MySQL & Python & UTF-8
1 min readJun 30, 2020
I recently ran into the following error when inserting a non-ASCII char into the database:
UnicodeEncodeError: ‘charmap’ codec can’t encode character ‘\u718a’ in position 5: character maps to <undefined>
After some Googling I was told to change the DB connection URI to:
mysql://user:passwd@localhost/db?charset=utf8
which only yielded
sqlalchemy.exc.OperationalError: (MySQLdb._exceptions.OperationalError) (2019, “Can’t initialize character set utf8 (path: /usr/share/mysql/charsets/)”)

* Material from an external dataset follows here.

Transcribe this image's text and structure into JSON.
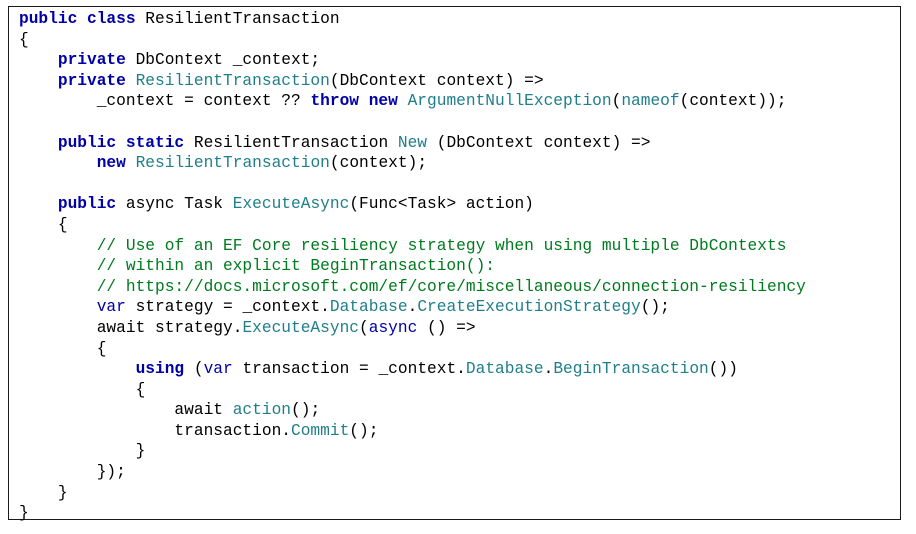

This could be caused by incorrect database charset, as shown in:
mysql> SELECT default_character_set_name FROM information_schema.SCHEMATA WHERE schema_name = “db”;
+ — — — — — — — — — — — — — — +
| default_character_set_name |
+ — — — — — — — — — — — — — — +
| latin1 |
+ — — — — — — — — — — — — — — +
Below is my fix:
First, create the database with utf8mb4(which supports emoji as well):
CREATE DATABASE db CHARACTER SET utf8mb4 COLLATE utf8mb4_unicode_ci;
and double-check that’s the case:
mysql> SELECT default_character_set_name FROM information_schema.SCHEMATA WHERE schema_name = “db”;
+ — — — — — — — — — — — — — — +
| default_character_set_name |
+ — — — — — — — — — — — — — — +
| utf8mb4 |
+ — — — — — — — — — — — — — — +
Then in the create table statements, be explicit about the charset:
…`title` varchar(255) COLLATE utf8mb4_unicode_ci DEFAULT NULL,…
In the end, attach the charset parameter when connecting:
mysql://user:passwd@localhost/db?charset=utf8mb4
Now things should just work.